Screen Shot 2015-05-13 at 12.41.39

Similar to this, a function called onlyShowClause was made which has a similar sorting feature. However the difference here is that it is run when a clause is selected to see more detail. What this does is makes the ones that aren’t selected hide, and while the selected one remains. Below the two images show the Key Clauses category. Then the preface (first block of text) was selected which caused the other clauses to hide so that only one is shown.
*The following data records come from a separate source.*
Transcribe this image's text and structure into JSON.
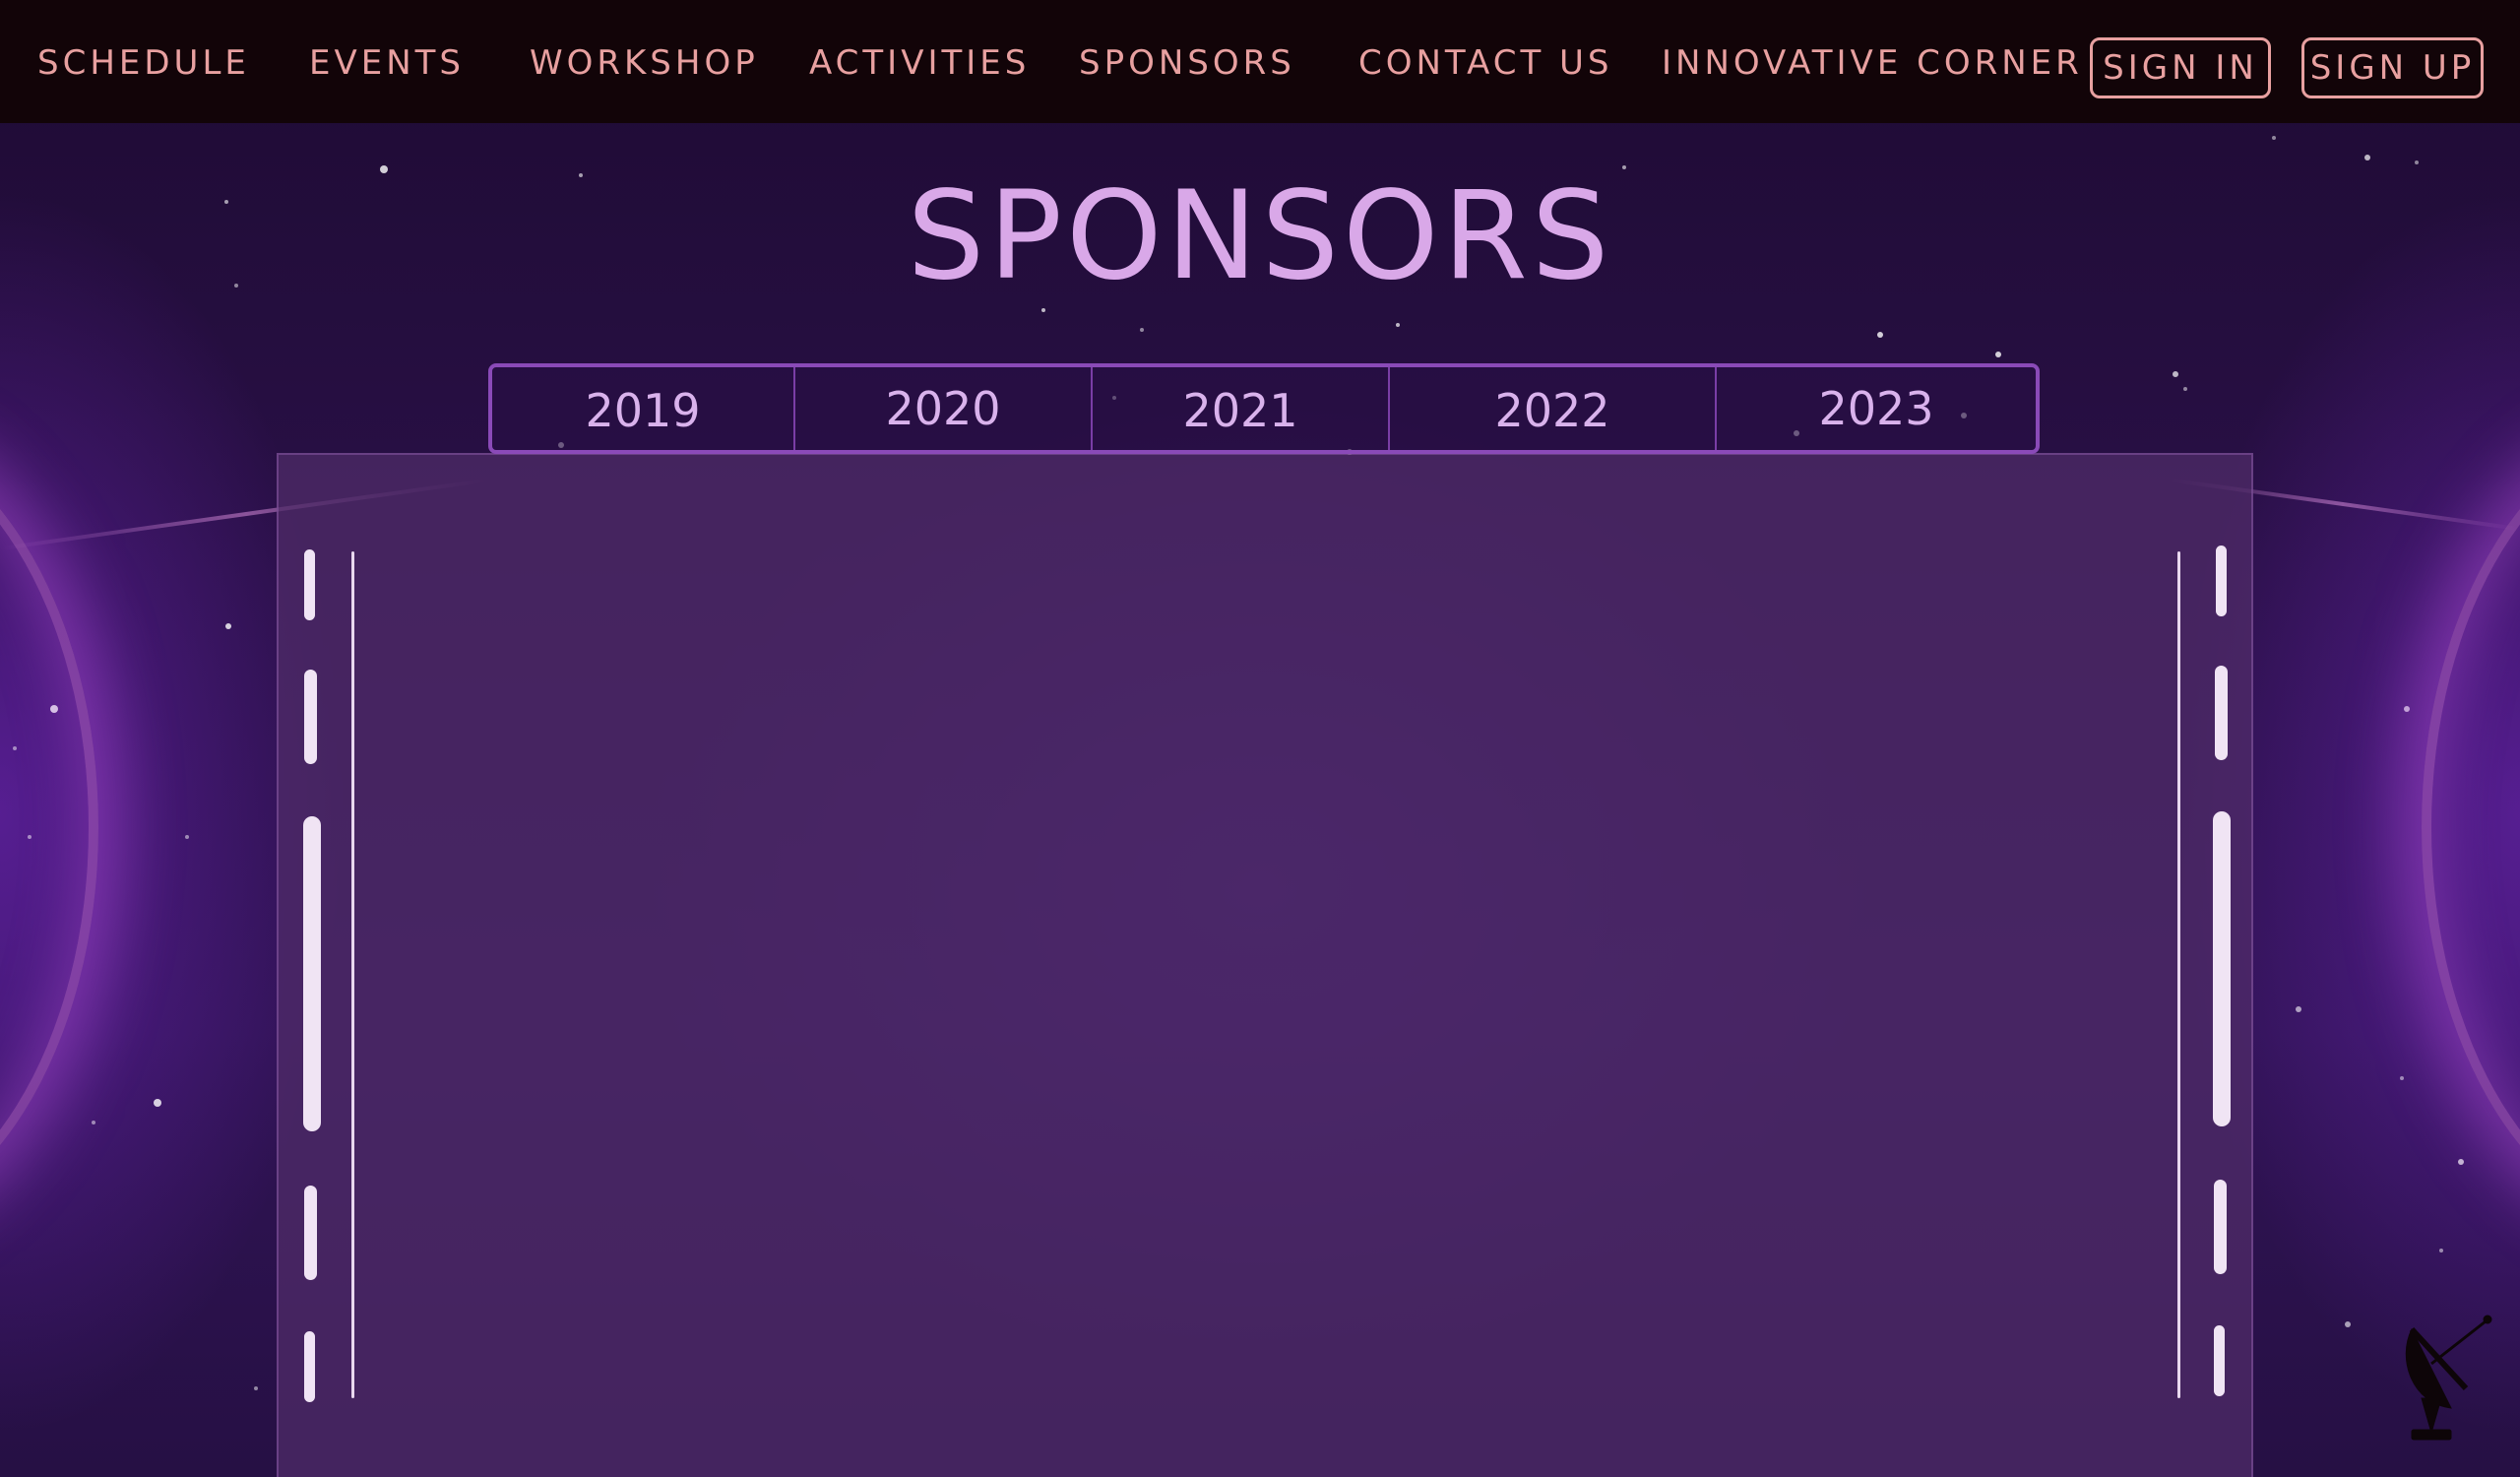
{
  "nav": {
    "items": [
      {
        "label": "SCHEDULE"
      },
      {
        "label": "EVENTS"
      },
      {
        "label": "WORKSHOP"
      },
      {
        "label": "ACTIVITIES"
      },
      {
        "label": "SPONSORS"
      },
      {
        "label": "CONTACT US"
      },
      {
        "label": "INNOVATIVE CORNER"
      }
    ],
    "sign_in": "SIGN IN",
    "sign_up": "SIGN UP"
  },
  "page_title": "SPONSORS",
  "years": [
    "2019",
    "2020",
    "2021",
    "2022",
    "2023"
  ],
  "colors": {
    "nav_text": "#e8a0a0",
    "title": "#d9a8e8",
    "tab_border": "#8a4ab8"
  },
  "icons": {
    "satellite": "satellite-dish-icon"
  }
}
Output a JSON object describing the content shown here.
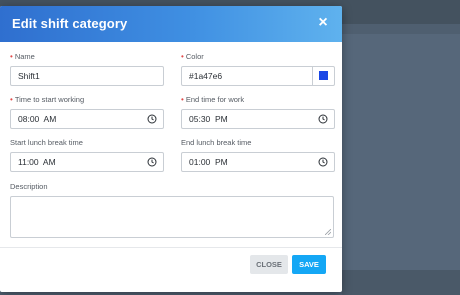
{
  "dialog": {
    "title": "Edit shift category",
    "close_symbol": "×"
  },
  "fields": {
    "name": {
      "label": "Name",
      "value": "Shift1",
      "required": true
    },
    "color": {
      "label": "Color",
      "value": "#1a47e6",
      "required": true,
      "swatch": "#1a47e6"
    },
    "start_work": {
      "label": "Time to start working",
      "value": "08:00  AM",
      "required": true
    },
    "end_work": {
      "label": "End time for work",
      "value": "05:30  PM",
      "required": true
    },
    "start_lunch": {
      "label": "Start lunch break time",
      "value": "11:00  AM",
      "required": false
    },
    "end_lunch": {
      "label": "End lunch break time",
      "value": "01:00  PM",
      "required": false
    },
    "description": {
      "label": "Description",
      "value": ""
    }
  },
  "buttons": {
    "close": "CLOSE",
    "save": "SAVE"
  },
  "colors": {
    "header_start": "#2f6fcf",
    "header_end": "#5fb2ee",
    "save_button": "#14a7f5",
    "required_mark": "#e04a4a"
  },
  "icons": {
    "time_field": "clock-icon",
    "close": "close-icon"
  }
}
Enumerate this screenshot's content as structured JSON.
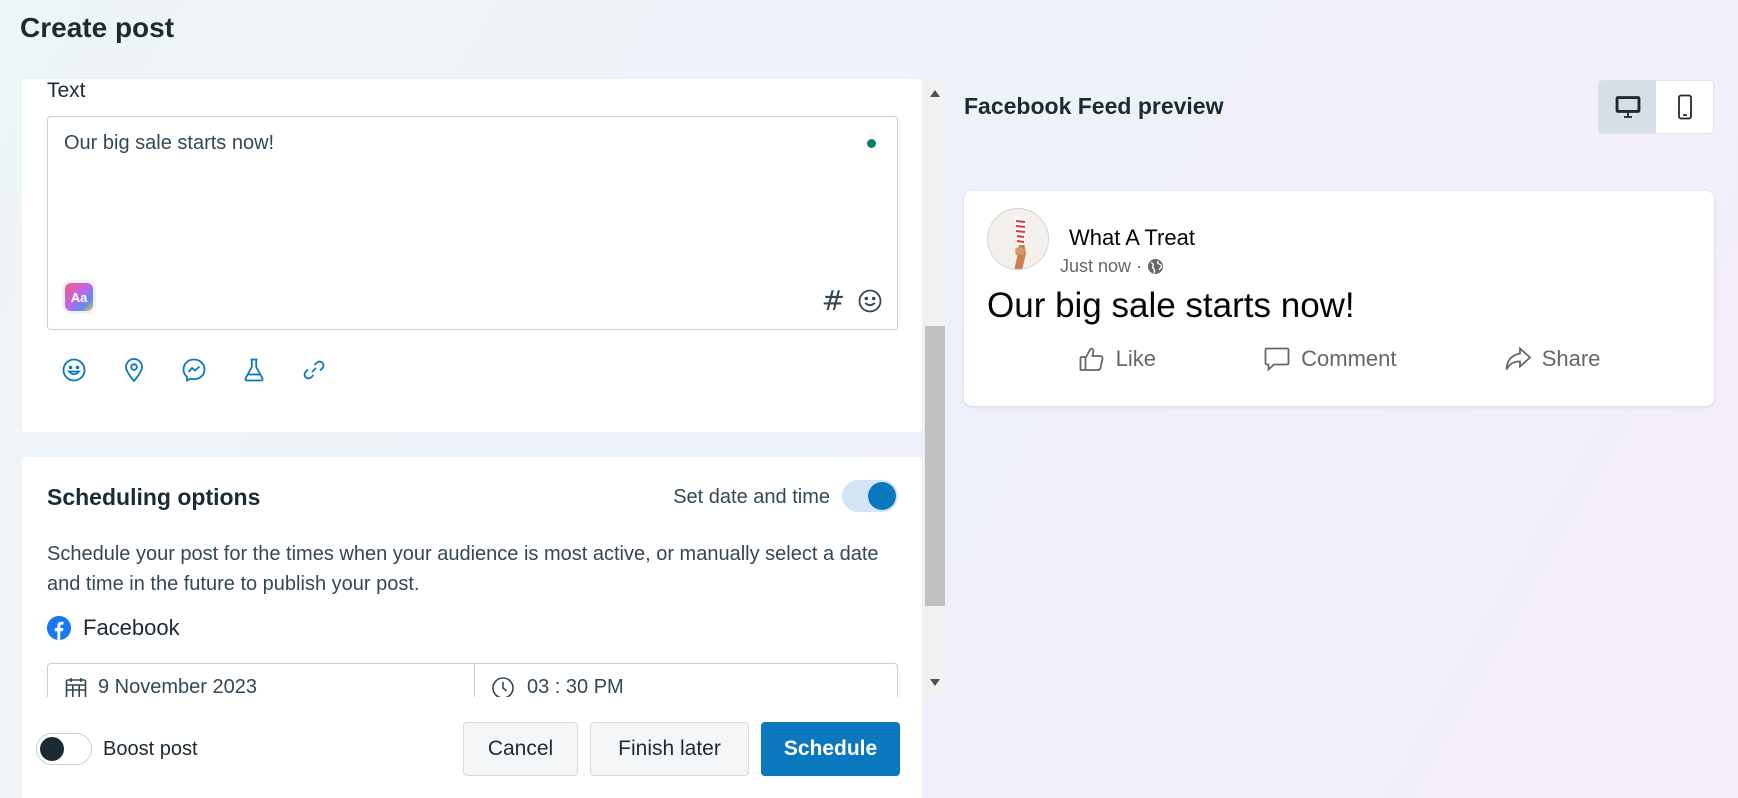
{
  "page": {
    "title": "Create post"
  },
  "text_section": {
    "label": "Text",
    "value": "Our big sale starts now!",
    "aa_badge": "Aa",
    "hashtag_glyph": "#",
    "icons": [
      "emoji-icon",
      "location-pin-icon",
      "messenger-icon",
      "flask-icon",
      "link-icon"
    ]
  },
  "scheduling": {
    "title": "Scheduling options",
    "toggle_label": "Set date and time",
    "toggle_on": true,
    "description": "Schedule your post for the times when your audience is most active, or manually select a date and time in the future to publish your post.",
    "platform": "Facebook",
    "date": "9 November 2023",
    "time": "03 : 30 PM"
  },
  "footer": {
    "boost_label": "Boost post",
    "boost_on": false,
    "cancel": "Cancel",
    "finish_later": "Finish later",
    "schedule": "Schedule"
  },
  "preview": {
    "title": "Facebook Feed preview",
    "page_name": "What A Treat",
    "time": "Just now ·",
    "post_text": "Our big sale starts now!",
    "actions": {
      "like": "Like",
      "comment": "Comment",
      "share": "Share"
    }
  },
  "colors": {
    "accent": "#0a78be",
    "facebook_blue": "#1877f2",
    "text_dark": "#1c2b33",
    "status_green": "#07806b"
  }
}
Screen-Shot-2015-05-13-at-12.49.39 Screen-Shot-2015-05-13-at-12.49.47

We really liked this feature as it made it even clearer which clause the user is looking at. However there is one minor issue with this. If a clause is selected in the lower half of the screen, it be seen as still selected as the detailView is on top it of. At this point we don’t have enough time to come up with a work around as there are many other things that need fixing/ making and are more important than this small cosmetic issue.

If there was more time we would be able to play around with different ways to mitigate this issue. For example, we could make it so that if a clause on the lower half of the screen was selected, the detail view come down from the top instead. This seems simple enough but would require a lot more thinking and programming to get this to work.